FE Impact Model and Simulation of the Shot Peening Effect on Cylindrical Gear Topland and Profile Edge Rollover

Author:  E. Garijo, F.B. Lobato, J.C. S├ínchez
Source:  ICSP-13
Doc ID:  2017098
Year of Publication:  2017
Introduction: When mechanical current production transmissions are subjected to a load increase by product upgrades or additional functionalities, usually the envelope and working environment of the transmission is already restricted by other elements of the machine where it is used. For those cases,or wherever the space constrains force us to have high power and torque transmitted in a relatively small space, the shot peening can be applied as an additional improvement for the existing or new gears. If the design of the gear to be improved by shot peening is already in production and its manufacturing process does not take into account any preparation for the shot peening, some issues with sharp edges can be found.
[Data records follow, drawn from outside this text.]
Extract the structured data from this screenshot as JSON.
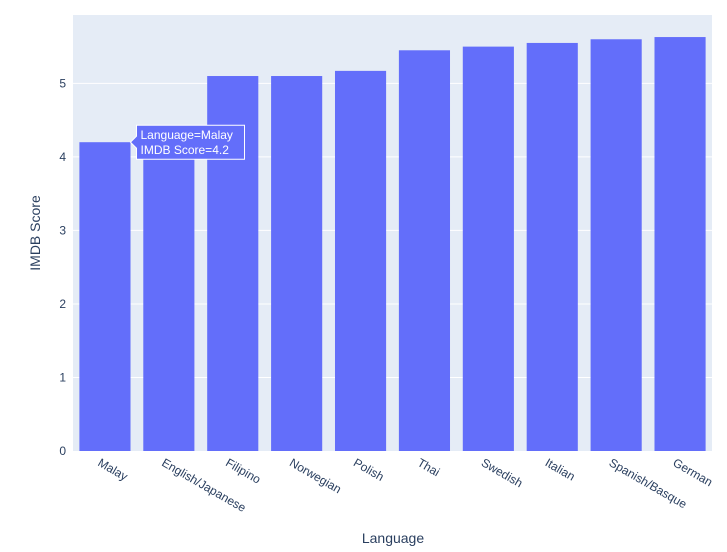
{
  "chart_data": {
    "type": "bar",
    "xlabel": "Language",
    "ylabel": "IMDB Score",
    "categories": [
      "Malay",
      "English/Japanese",
      "Filipino",
      "Norwegian",
      "Polish",
      "Thai",
      "Swedish",
      "Italian",
      "Spanish/Basque",
      "German"
    ],
    "values": [
      4.2,
      4.2,
      5.1,
      5.1,
      5.17,
      5.45,
      5.5,
      5.55,
      5.6,
      5.63
    ],
    "yticks": [
      "0",
      "1",
      "2",
      "3",
      "4",
      "5"
    ],
    "ylim": [
      0,
      5.93
    ],
    "grid": true,
    "colors": {
      "bar": "#636efa",
      "plot_bg": "#e5ecf6",
      "grid": "#ffffff",
      "text": "#2a3f5f"
    },
    "hover": {
      "line1": "Language=Malay",
      "line2": "IMDB Score=4.2",
      "category_index": 0
    }
  }
}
The bending fatigue improvement is achieved when the shot peening is extended from the bottom of the root fillet past the tangent point between the root and flank. The pitting fatigue improvement is required on the active profile area where the maximum contact pressure is reached [1]. Although the topland of the gear is not the objective of the shot peening treatment, in reasonable volumes of part production, the shot peening cannot be localized to the area of the gear tooth that is desired to be treated. So, profile geometry, root and topland of the gear are evenly treated. In a standard shot peening process of a gear, any sharp edge is prone to present issues. The general recommendation by the shot peening industry is to avoid functional areas with sharp edges to be treated [2]. That is the case of the gear tip edges where the impact of the shots can produce a small protrusion on the side of the tooth active profile. This protuberance generated on the active profile near the tip edge is known as profile edge rollover. The dimension of the generated protrusion can be taken into account as a deviation from the perfect shape of the involute profile, that eventually will result in a wrong contact between the tip of the shot peened gear tooth and the contact area of the mating gear tooth. The effect of the edge rollover is directly affecting the behaviour of the gearmesh in the EAP (End of Active Profile) of the shot peened gear and the area close to the SAP (Start of Active Profile) of the mating gear in mesh with it. If microgeometry corrections, such as tip relief, have been performed during the manufacturing process prior to shot peening, the effect of the edge rollover can be less critical, but should be evaluated for any specific case.